James was tasked with putting up a post-and-wire fence to enclose an area around the dome, and digging over 100 post holes to create a space that will facilitate the company's events and courses for the entire community.

We caught up with James to hear all about his work experience placement and his top tips for future students securing placements.

“I first heard about the work experience opportunity through my course leader Jen, who put me in touch with Toby to help organise my placement.

I was with the Trust for two weeks, mainly working on fencing for the new educational area inside one of the nature reserves. The fencing is to help future proof the site, keeping the children safe and ensuring that dogs and other animals can't access the educational area.

Each day, we'd start by heading down to the farm to grab our supplies and make sure that we had enough wood before getting started with the fencing. We did all the fencing manually, by hand, without any post knockers so it was hands-on, but I really enjoyed it.

The placement definitely boosted my confidence and helped with my social skills as there were lots of people dog walking past our site who were keen to find out what we were up to.

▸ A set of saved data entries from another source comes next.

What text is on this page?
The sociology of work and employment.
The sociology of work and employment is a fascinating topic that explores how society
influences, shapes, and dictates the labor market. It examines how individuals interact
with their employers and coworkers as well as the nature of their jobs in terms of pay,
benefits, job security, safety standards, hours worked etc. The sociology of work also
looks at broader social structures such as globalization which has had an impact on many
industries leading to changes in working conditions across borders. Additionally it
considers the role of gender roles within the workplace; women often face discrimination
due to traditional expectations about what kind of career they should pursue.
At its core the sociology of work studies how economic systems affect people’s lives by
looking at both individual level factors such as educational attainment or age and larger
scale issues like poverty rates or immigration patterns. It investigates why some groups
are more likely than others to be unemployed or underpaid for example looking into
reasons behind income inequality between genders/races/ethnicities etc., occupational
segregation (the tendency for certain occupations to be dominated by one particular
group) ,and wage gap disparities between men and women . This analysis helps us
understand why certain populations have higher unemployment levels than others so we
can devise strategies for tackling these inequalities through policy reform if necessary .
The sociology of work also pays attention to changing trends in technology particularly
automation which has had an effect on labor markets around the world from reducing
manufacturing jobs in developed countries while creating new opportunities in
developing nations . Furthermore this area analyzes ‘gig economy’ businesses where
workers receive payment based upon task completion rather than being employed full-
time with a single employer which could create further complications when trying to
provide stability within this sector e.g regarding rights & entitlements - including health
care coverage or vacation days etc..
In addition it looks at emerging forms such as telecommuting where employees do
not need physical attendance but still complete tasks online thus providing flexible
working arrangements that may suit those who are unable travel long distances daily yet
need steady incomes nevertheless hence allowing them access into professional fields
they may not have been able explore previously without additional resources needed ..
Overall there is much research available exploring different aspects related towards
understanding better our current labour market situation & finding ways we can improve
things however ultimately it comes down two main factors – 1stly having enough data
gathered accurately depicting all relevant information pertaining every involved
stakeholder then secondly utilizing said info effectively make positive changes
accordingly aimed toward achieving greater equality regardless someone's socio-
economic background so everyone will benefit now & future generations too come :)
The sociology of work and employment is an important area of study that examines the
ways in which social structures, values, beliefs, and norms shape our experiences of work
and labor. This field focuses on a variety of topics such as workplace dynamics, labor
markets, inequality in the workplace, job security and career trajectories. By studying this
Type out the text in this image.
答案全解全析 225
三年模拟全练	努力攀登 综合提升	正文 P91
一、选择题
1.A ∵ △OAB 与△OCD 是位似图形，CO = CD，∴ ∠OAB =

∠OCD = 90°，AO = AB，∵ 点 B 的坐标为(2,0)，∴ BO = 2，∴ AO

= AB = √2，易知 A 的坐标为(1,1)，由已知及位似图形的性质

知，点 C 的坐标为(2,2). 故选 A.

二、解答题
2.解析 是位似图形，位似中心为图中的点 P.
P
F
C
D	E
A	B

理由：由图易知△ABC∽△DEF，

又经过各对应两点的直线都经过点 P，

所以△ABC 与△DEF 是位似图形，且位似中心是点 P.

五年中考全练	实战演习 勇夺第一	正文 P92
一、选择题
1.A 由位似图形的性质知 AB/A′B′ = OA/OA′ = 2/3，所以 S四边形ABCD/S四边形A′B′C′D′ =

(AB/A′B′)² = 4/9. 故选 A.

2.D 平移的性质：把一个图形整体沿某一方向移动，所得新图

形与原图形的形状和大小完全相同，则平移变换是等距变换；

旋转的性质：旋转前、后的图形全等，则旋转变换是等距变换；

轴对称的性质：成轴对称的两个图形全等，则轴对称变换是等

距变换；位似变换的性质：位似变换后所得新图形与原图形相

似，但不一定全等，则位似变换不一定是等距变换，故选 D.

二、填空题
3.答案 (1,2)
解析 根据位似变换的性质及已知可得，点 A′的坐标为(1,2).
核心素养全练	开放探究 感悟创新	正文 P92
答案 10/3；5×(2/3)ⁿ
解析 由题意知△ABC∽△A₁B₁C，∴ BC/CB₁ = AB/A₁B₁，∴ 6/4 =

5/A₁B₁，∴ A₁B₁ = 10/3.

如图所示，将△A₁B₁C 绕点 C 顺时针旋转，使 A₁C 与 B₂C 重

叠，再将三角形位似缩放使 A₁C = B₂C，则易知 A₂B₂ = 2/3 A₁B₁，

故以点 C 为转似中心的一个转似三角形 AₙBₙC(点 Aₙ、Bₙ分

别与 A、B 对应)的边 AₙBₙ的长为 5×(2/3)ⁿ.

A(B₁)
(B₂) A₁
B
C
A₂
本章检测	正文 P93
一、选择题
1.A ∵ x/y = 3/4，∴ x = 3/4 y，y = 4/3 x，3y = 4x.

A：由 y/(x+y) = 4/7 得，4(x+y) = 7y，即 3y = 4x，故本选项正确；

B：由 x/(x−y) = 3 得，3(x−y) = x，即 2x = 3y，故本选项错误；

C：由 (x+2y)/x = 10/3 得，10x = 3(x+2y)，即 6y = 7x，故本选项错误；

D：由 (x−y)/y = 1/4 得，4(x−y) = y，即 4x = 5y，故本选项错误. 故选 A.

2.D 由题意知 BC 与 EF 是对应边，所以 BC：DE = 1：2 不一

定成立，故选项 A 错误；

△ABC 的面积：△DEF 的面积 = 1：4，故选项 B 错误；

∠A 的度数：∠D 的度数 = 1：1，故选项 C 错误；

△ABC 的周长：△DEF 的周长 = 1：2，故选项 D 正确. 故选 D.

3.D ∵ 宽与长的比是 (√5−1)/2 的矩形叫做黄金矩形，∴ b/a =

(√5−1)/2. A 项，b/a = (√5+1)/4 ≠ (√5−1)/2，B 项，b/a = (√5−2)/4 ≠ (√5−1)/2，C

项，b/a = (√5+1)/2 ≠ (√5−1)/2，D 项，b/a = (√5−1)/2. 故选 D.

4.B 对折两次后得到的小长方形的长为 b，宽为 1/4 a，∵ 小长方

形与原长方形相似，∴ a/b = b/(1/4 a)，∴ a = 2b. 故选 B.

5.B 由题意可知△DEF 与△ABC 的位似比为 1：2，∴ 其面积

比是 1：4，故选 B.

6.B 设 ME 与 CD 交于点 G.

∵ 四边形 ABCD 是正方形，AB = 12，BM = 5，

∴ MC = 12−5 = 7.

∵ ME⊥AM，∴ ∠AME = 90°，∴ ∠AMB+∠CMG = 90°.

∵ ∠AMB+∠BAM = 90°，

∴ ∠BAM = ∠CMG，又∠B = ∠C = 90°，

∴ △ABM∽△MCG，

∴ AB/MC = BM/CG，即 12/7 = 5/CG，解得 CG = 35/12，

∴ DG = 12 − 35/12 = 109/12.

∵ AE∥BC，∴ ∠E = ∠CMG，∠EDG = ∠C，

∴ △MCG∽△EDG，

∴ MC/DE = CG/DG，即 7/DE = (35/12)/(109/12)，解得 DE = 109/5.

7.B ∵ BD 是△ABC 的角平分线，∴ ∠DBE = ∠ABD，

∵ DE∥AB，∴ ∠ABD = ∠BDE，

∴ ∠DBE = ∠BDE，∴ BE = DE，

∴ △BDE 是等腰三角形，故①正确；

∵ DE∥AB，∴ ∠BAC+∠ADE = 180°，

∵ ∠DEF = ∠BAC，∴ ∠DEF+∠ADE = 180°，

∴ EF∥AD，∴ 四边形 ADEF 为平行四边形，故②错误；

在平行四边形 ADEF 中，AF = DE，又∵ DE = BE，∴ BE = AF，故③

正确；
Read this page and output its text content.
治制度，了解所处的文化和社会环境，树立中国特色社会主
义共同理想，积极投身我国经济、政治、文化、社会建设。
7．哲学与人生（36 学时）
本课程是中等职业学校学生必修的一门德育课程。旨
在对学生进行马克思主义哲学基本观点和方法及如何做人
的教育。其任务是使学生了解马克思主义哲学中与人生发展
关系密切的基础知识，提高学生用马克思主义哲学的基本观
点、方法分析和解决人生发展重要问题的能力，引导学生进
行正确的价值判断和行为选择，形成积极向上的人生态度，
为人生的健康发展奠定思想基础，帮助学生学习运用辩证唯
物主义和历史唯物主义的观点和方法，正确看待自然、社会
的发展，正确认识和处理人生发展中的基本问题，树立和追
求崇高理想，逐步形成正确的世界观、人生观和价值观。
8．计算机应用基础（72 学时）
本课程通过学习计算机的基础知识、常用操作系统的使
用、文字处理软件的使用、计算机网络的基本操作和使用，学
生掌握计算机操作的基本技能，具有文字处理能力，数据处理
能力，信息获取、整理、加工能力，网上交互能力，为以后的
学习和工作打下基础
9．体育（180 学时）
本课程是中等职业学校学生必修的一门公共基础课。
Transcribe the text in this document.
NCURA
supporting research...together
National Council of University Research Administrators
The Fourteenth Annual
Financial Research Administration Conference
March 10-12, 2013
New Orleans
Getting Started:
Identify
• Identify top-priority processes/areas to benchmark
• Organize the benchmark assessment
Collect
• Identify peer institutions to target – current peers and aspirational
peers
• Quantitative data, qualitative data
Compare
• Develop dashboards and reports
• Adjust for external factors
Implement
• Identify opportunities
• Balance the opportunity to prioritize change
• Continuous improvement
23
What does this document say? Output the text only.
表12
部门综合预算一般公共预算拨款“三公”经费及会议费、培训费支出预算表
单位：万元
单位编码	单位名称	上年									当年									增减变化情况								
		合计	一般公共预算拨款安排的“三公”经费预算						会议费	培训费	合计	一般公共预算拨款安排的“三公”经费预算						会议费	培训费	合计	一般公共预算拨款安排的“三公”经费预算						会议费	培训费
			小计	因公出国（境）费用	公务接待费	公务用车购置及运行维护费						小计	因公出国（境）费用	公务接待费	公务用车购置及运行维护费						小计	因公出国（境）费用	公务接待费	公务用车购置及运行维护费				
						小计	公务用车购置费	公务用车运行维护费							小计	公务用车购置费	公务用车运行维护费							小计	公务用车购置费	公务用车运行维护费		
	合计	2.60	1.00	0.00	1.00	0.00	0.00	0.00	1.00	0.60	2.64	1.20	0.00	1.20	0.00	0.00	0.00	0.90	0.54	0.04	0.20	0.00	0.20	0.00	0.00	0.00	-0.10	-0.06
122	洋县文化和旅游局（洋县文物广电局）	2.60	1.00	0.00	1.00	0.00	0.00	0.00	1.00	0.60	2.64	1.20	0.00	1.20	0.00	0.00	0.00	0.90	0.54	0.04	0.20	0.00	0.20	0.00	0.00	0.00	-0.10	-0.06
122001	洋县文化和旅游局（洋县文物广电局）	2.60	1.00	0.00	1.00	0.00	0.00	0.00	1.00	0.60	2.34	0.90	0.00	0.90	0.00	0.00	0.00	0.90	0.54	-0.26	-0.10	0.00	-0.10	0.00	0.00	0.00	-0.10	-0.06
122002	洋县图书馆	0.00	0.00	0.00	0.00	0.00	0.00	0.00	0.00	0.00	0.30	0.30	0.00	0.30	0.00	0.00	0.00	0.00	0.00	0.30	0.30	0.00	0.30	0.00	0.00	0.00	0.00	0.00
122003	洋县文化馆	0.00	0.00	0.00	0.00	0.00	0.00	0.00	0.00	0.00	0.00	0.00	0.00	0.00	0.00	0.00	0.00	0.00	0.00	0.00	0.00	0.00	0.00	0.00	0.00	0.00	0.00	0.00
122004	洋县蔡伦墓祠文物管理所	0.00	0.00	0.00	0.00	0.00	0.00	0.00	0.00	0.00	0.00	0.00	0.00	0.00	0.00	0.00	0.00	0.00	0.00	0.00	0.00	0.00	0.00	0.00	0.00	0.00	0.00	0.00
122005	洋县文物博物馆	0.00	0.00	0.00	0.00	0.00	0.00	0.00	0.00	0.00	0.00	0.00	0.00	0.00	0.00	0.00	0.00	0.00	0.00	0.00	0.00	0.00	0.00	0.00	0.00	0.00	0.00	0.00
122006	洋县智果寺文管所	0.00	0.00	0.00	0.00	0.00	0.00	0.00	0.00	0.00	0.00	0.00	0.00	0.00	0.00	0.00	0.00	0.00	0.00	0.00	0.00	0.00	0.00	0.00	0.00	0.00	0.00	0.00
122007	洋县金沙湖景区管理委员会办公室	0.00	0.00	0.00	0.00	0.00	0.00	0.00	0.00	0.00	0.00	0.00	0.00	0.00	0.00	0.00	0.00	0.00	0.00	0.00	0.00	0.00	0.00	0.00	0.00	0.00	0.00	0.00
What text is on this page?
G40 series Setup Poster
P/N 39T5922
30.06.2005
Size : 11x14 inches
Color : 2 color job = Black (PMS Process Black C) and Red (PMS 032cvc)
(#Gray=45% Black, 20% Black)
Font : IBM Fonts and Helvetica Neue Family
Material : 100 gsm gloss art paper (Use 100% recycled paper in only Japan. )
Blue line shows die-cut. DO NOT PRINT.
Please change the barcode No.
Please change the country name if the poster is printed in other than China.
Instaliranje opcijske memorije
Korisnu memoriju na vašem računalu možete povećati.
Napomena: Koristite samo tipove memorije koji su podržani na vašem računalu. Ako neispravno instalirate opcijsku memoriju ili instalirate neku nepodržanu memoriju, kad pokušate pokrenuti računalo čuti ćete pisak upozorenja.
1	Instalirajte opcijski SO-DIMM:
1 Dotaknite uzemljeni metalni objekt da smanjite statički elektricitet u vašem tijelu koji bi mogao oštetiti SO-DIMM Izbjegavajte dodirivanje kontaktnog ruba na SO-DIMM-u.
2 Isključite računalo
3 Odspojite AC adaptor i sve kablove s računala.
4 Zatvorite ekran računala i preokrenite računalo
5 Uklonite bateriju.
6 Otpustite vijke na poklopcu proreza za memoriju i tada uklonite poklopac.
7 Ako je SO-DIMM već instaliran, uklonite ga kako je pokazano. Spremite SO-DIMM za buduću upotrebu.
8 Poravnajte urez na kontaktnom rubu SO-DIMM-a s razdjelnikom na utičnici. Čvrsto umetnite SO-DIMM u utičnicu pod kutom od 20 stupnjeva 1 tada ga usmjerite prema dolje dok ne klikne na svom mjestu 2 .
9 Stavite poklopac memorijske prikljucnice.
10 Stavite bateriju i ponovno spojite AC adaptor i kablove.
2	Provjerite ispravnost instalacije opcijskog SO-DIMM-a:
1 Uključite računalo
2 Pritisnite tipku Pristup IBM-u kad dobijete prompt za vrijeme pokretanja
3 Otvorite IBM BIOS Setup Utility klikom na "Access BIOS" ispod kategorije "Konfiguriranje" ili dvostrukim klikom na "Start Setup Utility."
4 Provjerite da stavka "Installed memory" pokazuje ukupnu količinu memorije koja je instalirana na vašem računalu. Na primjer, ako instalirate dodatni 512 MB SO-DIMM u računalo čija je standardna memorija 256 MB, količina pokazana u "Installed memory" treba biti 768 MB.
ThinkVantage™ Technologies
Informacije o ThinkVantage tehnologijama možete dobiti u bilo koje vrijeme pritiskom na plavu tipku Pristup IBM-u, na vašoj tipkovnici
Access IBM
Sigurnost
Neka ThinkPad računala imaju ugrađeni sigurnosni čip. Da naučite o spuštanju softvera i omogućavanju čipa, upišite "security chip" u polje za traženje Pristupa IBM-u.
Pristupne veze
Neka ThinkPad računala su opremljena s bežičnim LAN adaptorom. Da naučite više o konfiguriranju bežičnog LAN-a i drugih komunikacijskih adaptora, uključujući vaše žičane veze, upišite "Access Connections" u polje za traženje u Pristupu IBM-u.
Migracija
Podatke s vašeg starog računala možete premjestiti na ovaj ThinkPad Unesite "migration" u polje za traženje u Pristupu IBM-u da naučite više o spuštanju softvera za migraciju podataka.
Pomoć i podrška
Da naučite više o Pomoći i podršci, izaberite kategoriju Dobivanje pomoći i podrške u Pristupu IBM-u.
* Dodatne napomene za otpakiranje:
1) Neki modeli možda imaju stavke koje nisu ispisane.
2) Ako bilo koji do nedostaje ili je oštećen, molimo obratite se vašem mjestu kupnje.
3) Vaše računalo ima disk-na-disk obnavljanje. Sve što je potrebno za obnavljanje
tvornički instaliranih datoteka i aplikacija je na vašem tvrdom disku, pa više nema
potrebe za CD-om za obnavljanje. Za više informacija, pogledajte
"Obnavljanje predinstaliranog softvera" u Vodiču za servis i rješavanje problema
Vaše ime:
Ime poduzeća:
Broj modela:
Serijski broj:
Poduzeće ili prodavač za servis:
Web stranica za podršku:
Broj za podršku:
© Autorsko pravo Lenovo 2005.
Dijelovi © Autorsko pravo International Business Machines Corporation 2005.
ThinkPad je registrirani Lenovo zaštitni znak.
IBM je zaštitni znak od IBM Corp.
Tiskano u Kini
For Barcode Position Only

It's definitely something I'd look into for the future, be it forestry in particular, or just something outdoorsy.

If I could give one tip to a student looking for their work experience placement, it would be to send that email and get in touch with everyone you can. They’re not going to come for you, you’ve got to go for them!”

Following James' work experience, Toby shared:

"James got stuck in every day and really enjoyed himself. He genuinely seemed to look forward to coming and worked very hard; he was a great help."